14. Should Microsoft be broken up?
You asked the wrong person, because I have extensive education regarding antitrust issues. I maintain precisely the same attitude as our Oliver Wendell Holmes did. "Antitrust is damned nonsense". Endless studies have found this to be true. Turns out that Rockefeller (in addition to help saving the whales as a byproduct) drove down prices so much that whale oil became a dead issue. As Judge Bork once said, antitrust statutes are anti-competitive in themselves. The free market does work. When companies like Microsoft do unpopular things (and sometimes, turn out what purists consider deficient products), competitors do emerge (e.g. Linux). Let the market work. So, no...I think Microsoft should go about its merry way without government interference (and if Linux kicks Windows' ass, them's the breaks).
15. To what extent is the threat of cyberwar and cyberterrorism a marketing tool for the military and security experts like yourself - the Y2K problem was nowhere near as bad as all the so-called experts said it would be?
Cyberwar is a legitimate but widely overblown concern.

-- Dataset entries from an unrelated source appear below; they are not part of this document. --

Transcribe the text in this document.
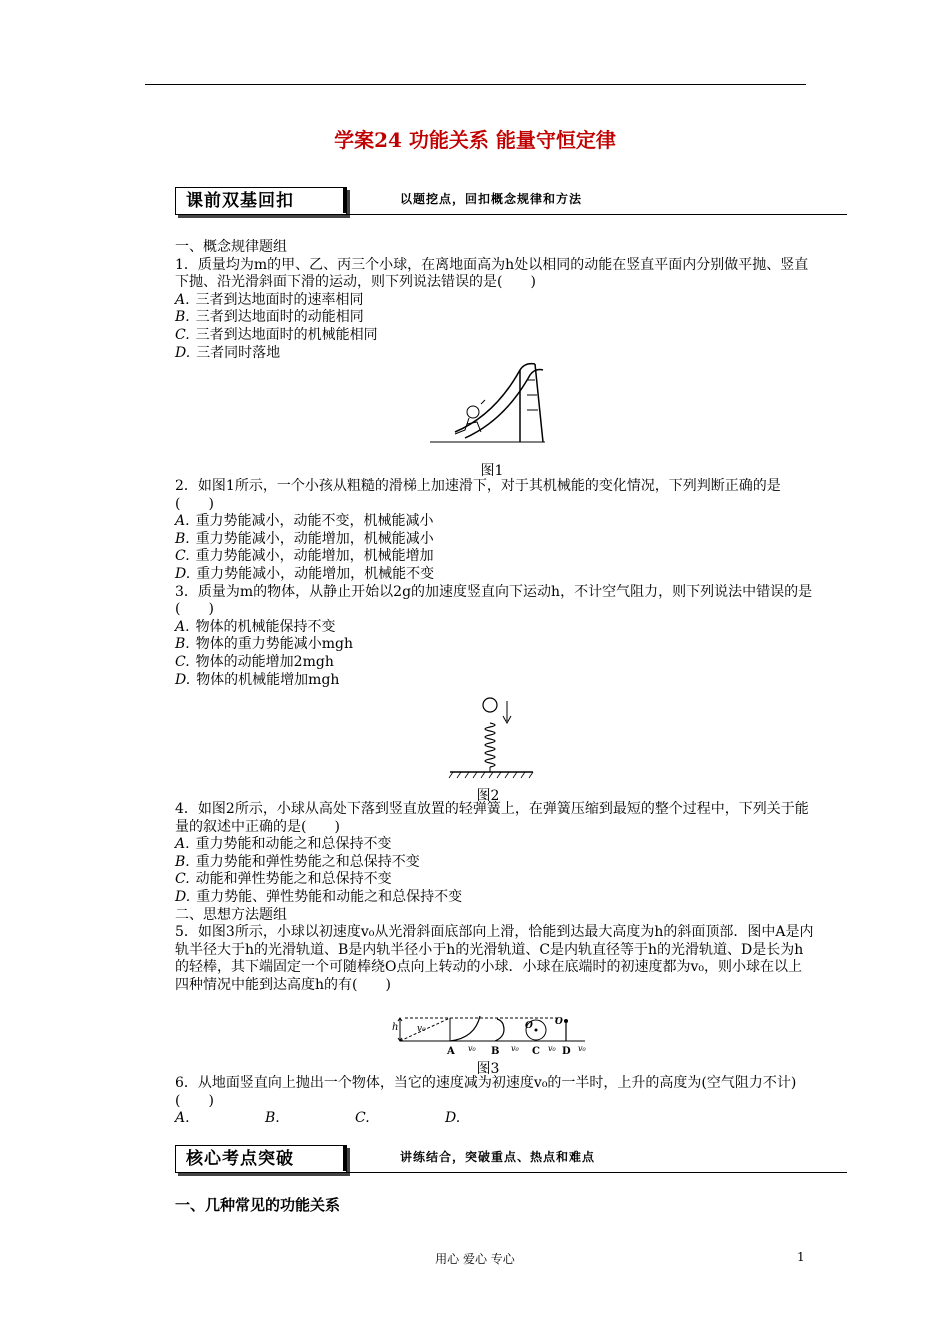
学案24 功能关系 能量守恒定律
课前双基回扣	以题挖点，回扣概念规律和方法

一、概念规律题组

1．质量均为m的甲、乙、丙三个小球，在离地面高为h处以相同的动能在竖直平面内分别做平抛、竖直下抛、沿光滑斜面下滑的运动，则下列说法错误的是(　　)

A. 三者到达地面时的速率相同

B. 三者到达地面时的动能相同

C. 三者到达地面时的机械能相同

D. 三者同时落地

图1

2．如图1所示，一个小孩从粗糙的滑梯上加速滑下，对于其机械能的变化情况，下列判断正确的是(　　)

A. 重力势能减小，动能不变，机械能减小

B. 重力势能减小，动能增加，机械能减小

C. 重力势能减小，动能增加，机械能增加

D. 重力势能减小，动能增加，机械能不变

3．质量为m的物体，从静止开始以2g的加速度竖直向下运动h，不计空气阻力，则下列说法中错误的是(　　)

A. 物体的机械能保持不变

B. 物体的重力势能减小mgh

C. 物体的动能增加2mgh

D. 物体的机械能增加mgh

图2

4．如图2所示，小球从高处下落到竖直放置的轻弹簧上，在弹簧压缩到最短的整个过程中，下列关于能量的叙述中正确的是(　　)

A. 重力势能和动能之和总保持不变

B. 重力势能和弹性势能之和总保持不变

C. 动能和弹性势能之和总保持不变

D. 重力势能、弹性势能和动能之和总保持不变

二、思想方法题组

5．如图3所示，小球以初速度v₀从光滑斜面底部向上滑，恰能到达最大高度为h的斜面顶部．图中A是内轨半径大于h的光滑轨道、B是内轨半径小于h的光滑轨道、C是内轨直径等于h的光滑轨道、D是长为h的轻棒，其下端固定一个可随棒绕O点向上转动的小球．小球在底端时的初速度都为v₀，则小球在以上四种情况中能到达高度h的有(　　)

h v₀	O O
A v₀ B v₀ C v₀ D v₀
图3

6．从地面竖直向上抛出一个物体，当它的速度减为初速度v₀的一半时，上升的高度为(空气阻力不计)(　　)

A.	B.	C.	D.

核心考点突破	讲练结合，突破重点、热点和难点
一、几种常见的功能关系
用心 爱心 专心	1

It could and probably will happen, but hey....ever had a blackout in your area? Did you die because you didn't have your computer access? The real cyberwar questions relate specifically to military equipment that relies on networking and that IS a legitimate issue. But it's always been that way. Jamming radio signals is age-old stuff. Similarly, the hawks will find a way to secure our military equipment.
16. Why is the consumer awareness for security so poor, or why do people accept insecure tools (e.g. Javascript security holes), poor implementation (e.g. Netscape's random numbers) or just plain lousy software design (e.g. various problems surrounding Microsoft products)?
Because people don't really care. Which is more important to you? Your favorite television show or your computer security? People don't realize the tremendous damage that can be done, so they don't care. (Also, corporate propaganda keeps telling people that they're safe - when they aren't.)